Okay, we're at a point where the only remaining nulls are in `cand_id` and `poll_loc`, neither of which are really vital. We can move on from filling in NaNs.

## Step 7: Check for Completeness
Finally, let's just double check to make sure all counties and races are present in our final output:

In [54]:
counties = df['county_name'].unique()
print(counties)
print(len(counties))
# All counties are present and accounted for 

['Alachua' 'Baker' 'Bay' 'Bradford' 'Brevard' 'Broward' 'Calhoun'
 'Charlotte' 'Citrus' 'Clay' 'Collier' 'Columbia' 'Miami-Dade' 'Desoto'
 'Dixie' 'Duval' 'Escambia' 'Flagler' 'Franklin' 'Gadsden' 'Gilchrist'
 'Glades' 'Gulf' 'Hamilton' 'Hardee' 'Hendry' 'Hernando' 'Highlands'
 'Hillsborough' 'Holmes' 'Indian River' 'Jackson' 'Jefferson' 'Lafayette'
 'Lake' 'Lee' 'Leon' 'Levy' 'Liberty' 'Madison' 'Manatee' 'Monroe'
 'Marion' 'Martin' 'Nassau' 'Okaloosa' 'Okeechobee' 'Orange' 'Osceola'
 'Palm Beach' 'Pasco' 'Pinellas' 'Polk' 'Putnam' 'Santa Rosa' 'Sarasota'
 'SEMINOLE' 'St.
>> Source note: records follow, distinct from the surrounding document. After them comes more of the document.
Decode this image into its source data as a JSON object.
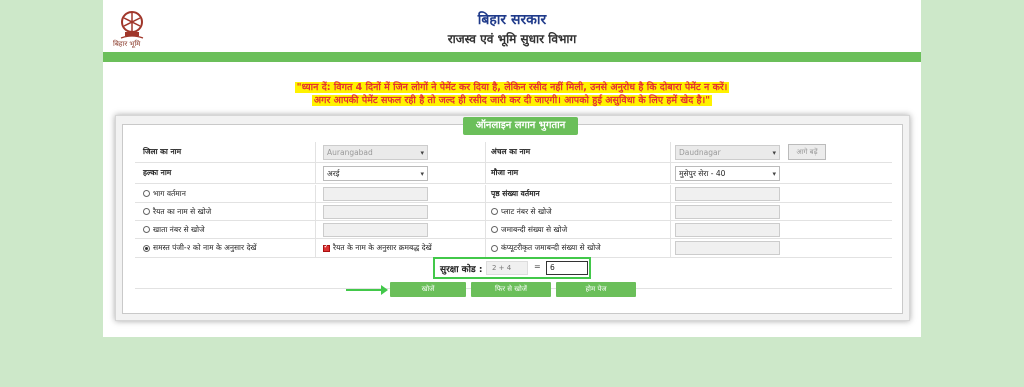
{
  "header": {
    "logo_text": "बिहार भूमि",
    "title": "बिहार सरकार",
    "subtitle": "राजस्व एवं भूमि सुधार विभाग"
  },
  "notice": {
    "line1": "\"ध्यान दें: विगत 4 दिनों में जिन लोगों ने पेमेंट कर दिया है, लेकिन रसीद नहीं मिली, उनसे अनुरोध है कि दोबारा पेमेंट न करें।",
    "line2": "अगर आपकी पेमेंट सफल रही है तो जल्द ही रसीद जारी कर दी जाएगी। आपको हुई असुविधा के लिए हमें खेद है।\""
  },
  "panel": {
    "title": "ऑनलाइन लगान भुगतान"
  },
  "form": {
    "district_label": "जिला का नाम",
    "district_value": "Aurangabad",
    "circle_label": "अंचल का नाम",
    "circle_value": "Daudnagar",
    "next_button": "आगे बढ़ें",
    "halka_label": "हल्का नाम",
    "halka_value": "अरई",
    "mauja_label": "मौजा नाम",
    "mauja_value": "मुसेपुर सेरा - 40",
    "opt_bhag": "भाग वर्तमान",
    "page_count_label": "पृष्ठ संख्या वर्तमान",
    "opt_raiyat": "रैयत का नाम से खोजे",
    "opt_plot": "प्लाट नंबर से खोजे",
    "opt_khata": "खाता नंबर से खोजे",
    "opt_jamabandi": "जमाबन्दी संख्या से खोजे",
    "opt_samast": "समस्त पंजी-२ को नाम के अनुसार देखें",
    "chk_raiyat_order": "रैयत के नाम के अनुसार क्रमबद्ध देखें",
    "opt_computer": "कंप्यूटरीकृत जमाबन्दी संख्या से खोजे"
  },
  "captcha": {
    "label": "सुरक्षा कोड :",
    "question": "2 + 4",
    "equals": "=",
    "answer": "6"
  },
  "actions": {
    "search": "खोजें",
    "search_again": "फिर से खोजें",
    "home": "होम पेज"
  },
  "colors": {
    "accent_green": "#6bbf5a",
    "notice_text": "#e53030",
    "notice_highlight": "#fff200",
    "background": "#cde8c9"
  },
  "icons": {
    "logo": "bihar-emblem-icon",
    "arrow": "arrow-right-icon"
  }
}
Johns' 'St. Lucie' 'Sumter' 'Suwannee' 'Taylor' 'Union'
 'Volusia' 'Wakulla' 'Walton' 'Washington']
67


All 67 counties are represented in the dataset, so this looks complete.

In [55]:
races = df['contest_name'].unique()
print(races)
print(len(races))

['President of the United States' 'U.S. Senator' 'U.S. Representative'
 'State Senator' 'State Representative']
5


2016 had no gubernatorial contest, so this looks complete.

## Step 8: Save to CSV

In [56]:
# df.to_csv('fl_2016_cleaned.csv')